Now run the search using nutch itself,
Example :
/opt/nutch/bin/nutch org.apache.nutch.searcher.NutchBean developpement
26) Search the engine using the brawser.
To search you need to have tomcat installed and put the nutch war file into
tomcat servlet container.
I have build and installed tomcat as /opt/tomcat
Note: (important)
Something interesting to note about the distributed filesystem is
that it is user specific.
If you store a directory urls under the filesystem with the nutch
user, it is actually stored as /user/nutch/urls.
What this means to us is that the user that does the crawl and stores
it in the distributed filesystem
must also be the user that starts the search, or no results will come
back.
You can try this yourself by logging in with a different user and
runing the ls command.
It won't find the directories because is it looking under a different
directory /user/username instead of /user/nutch
As explained above we need to run tomcat as nutch user in order to be sure
to have search results; Be sure to have write
permission to nutch logs directory and read permission on the rest of the
tomcat installation:
login as root
chmod -R ugo+rx /opt/nutch
chmod -R ugo+rwx /opt/nutch/logs
export CATALINA_OPTS="-server -Xss256k -Xms768m -Xmx768m
-Djava.net.preferIPv4Stack=true -Djava.awt.headless=true"

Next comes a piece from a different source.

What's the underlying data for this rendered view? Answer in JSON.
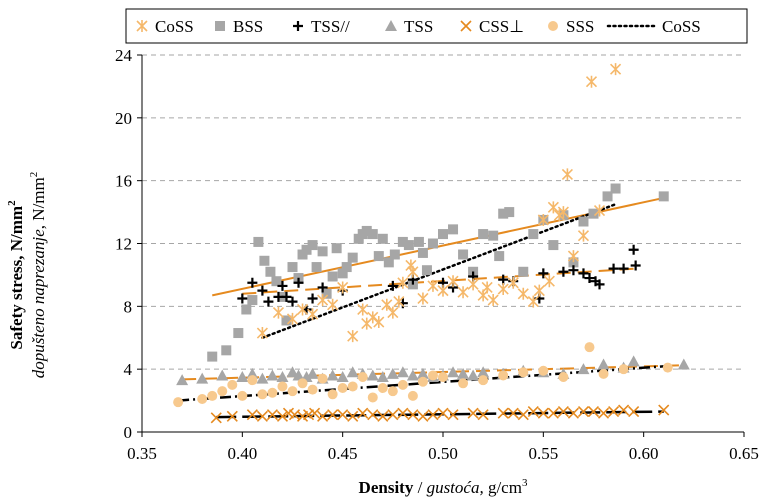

rm -rf /opt/tomcat/webapps/ROOT*
cp /opt/nutch/nutch*.war /opt/tomcat/webapps/ROOT.war
/opt/tomcat/bin/startup.sh
this should create a new webapps/ROOT rootdir
We now have to ensure that the webapp (tomcat) can find the index and
segments.
Tomcat webapp will use the nutch configuration file under
/opt/tomcat/webapps/ROOT/WEB-INF/classes
copy in here your modified nutch configuration files from nutch/conf
directory:
cp /opt/nutch/conf/hadoop-site.xml
/opt/tomcat/webapps/ROOT/WEB-INF/classes//hadoop-site.xml
cp /opt/nutch/conf/hadoop-env.sh
/opt/tomcat/webapps/ROOT/WEB-INF/classes//hadoop-env.sh
cp /opt/nutch/conf/nutch-site.xml
/opt/tomcat/webapps/ROOT/WEB-INF/classes//hadoop-site.xml
now you will need to restart tomcat and enter the following URL into your
brawser:
http://localhost:8080
the nutch search page should appear
27) RECRAWLING
Now that everything works we update our db with new URLS
A) we create the fetch list with the to 100 scoring pages in the current DB
bin/nutch generate test/crawldb test/segments -topN 100
this has generated the new segment : test/segments/20060516135945
B) Now we fetch the new pages
bin/nutch fetch test/segments/20060516135945
C) The DB is now updated with the entries of the new pages
bin/nutch updatedb test/crawldb test/segments/20060516135945
D) We now we inver links. I guess the I could have just invert links on
test/segments/20060516135945
but here I do it on all segments
bin/nutch invertlinks linkdb -dir test/segments
E) Remove the test/indexes directory
hadoop dfs -rm test/indexes
F) Now we recreate indexes
nutch index test/indexes test/crawldb linkdb
test/segments/20060511101525 test/segments/20060516135945
G) DEDUP
bin/nutch dedup test/indexes
H) Merge indexes
bin/nutch merge test/index test/indexes
I) Now if you would like you can evene remove test/indexes
I have also tried to index segment in separate indexes directory like :
nutch index test/indexes1 linkdb test/segments/20060511101525
nutch index test/indexes2 linkdb test/segments/20060516135945
bin/nutch merge test/index test/indexes1 test/indexes2
it looks is working and this will avoid to index each segment all time
we will instead index just the new segment and we just have to regenerate
the new meeged
index
Another solution for merging coulde have been to index each segment into a
different index directory:
nutch index indexe1 test/crawldb linkdb test/segments/20060511101525
nutch index indexe2 test/crawldb linkdb test/segments/20060516135945
nutch merge test/index test/indexe1 test/indexe2
Another solution again is to merge the segment and index only the resulting
merged segment
but so far I did'nt succeed in doing so.
#
#
#nutch crawl dmoz/urls -dir crawl-tinysite -depth 10